Using an animal model of deficient sensorimotor gating to study the pathophysiology and new treatments of schizophrenia.

Certain animal models can greatly enhance our understanding of the neurobiology of schizophrenia and can be used to predict the antipsychotic activity of compounds. Prepulse inhibition (PPI), the reduction in startle produced by a prepulse stimulus, is diminished in schizophrenia patients. Theoretically, deficient PPI in schizophrenia patients is a measure of the loss of sensorimotor gating that may lead to sensory flooding and cognitive fragmentation. In rats, PPI is disrupted by systemic administration of dopamine agonists, serotonin agonists, or glutamate antagonists and by a variety of surgical or pharmacological manipulations of neural circuitry linking the limbic cortex, striatum, pallidum, and pontine reticular formation. This article describes several different ways the loss of PPI in rats can be used as a model for studying the pathophysiology and neurobiology of impaired sensorimotor gating in schizophrenia patients and for predicting antipsychotic activity in novel compounds. First, new experimental strategies may be used to distinguish behavioral profiles of "typical" versus "atypical" antipsychotics.
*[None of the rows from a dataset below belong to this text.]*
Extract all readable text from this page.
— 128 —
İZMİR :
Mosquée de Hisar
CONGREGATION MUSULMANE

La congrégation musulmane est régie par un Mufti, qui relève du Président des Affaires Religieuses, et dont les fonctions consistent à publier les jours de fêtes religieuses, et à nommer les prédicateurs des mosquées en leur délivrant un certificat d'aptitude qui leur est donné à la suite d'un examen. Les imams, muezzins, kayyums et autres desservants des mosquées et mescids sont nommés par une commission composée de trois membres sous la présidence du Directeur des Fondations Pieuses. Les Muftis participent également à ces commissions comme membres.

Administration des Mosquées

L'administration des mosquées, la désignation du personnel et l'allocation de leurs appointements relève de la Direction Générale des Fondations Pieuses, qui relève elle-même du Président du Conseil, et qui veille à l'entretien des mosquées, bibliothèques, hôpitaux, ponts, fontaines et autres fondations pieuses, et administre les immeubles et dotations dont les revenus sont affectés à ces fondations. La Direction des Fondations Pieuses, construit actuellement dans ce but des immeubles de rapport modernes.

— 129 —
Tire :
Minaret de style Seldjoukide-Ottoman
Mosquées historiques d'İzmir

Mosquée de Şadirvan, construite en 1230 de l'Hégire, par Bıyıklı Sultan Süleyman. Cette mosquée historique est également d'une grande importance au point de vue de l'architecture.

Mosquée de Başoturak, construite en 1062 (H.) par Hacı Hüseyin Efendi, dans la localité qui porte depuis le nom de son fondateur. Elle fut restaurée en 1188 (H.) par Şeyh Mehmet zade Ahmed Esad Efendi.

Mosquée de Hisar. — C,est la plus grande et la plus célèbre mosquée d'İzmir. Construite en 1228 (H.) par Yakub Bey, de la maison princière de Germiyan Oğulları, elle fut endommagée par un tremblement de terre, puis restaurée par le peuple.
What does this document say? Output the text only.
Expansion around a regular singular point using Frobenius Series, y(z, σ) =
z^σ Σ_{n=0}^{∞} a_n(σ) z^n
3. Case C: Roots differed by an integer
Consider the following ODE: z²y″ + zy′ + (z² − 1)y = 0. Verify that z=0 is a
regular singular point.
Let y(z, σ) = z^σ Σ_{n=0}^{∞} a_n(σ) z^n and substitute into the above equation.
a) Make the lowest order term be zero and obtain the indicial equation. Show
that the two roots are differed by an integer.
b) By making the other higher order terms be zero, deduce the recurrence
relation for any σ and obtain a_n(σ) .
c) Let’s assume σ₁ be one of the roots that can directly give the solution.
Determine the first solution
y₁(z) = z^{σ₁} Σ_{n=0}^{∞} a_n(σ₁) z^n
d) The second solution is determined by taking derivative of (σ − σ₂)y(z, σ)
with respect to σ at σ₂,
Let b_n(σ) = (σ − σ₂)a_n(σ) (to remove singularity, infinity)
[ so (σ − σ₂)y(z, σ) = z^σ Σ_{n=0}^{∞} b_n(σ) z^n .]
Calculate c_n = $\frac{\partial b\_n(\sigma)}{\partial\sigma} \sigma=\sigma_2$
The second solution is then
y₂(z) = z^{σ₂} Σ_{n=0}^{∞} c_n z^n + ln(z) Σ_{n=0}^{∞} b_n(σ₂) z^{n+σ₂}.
Second, this paradigm can be used to study the effects of early developmental insults--including neonatal lesions and isolated rearing--on the adult emergence of deficient sensorimotor gating. Third, using different animal strains and species, as well as gene "knockout" strategies, greatly increases our ability to understand specific genetic or receptor contributions to the regulation of deficient PPI. Each of these uses of the PPI paradigm is enhanced by studies of the basic brain substrates that regulate PPI in rats and by the increasingly sophisticated assessments of PPI and related measures in schizophrenia spectrum patients.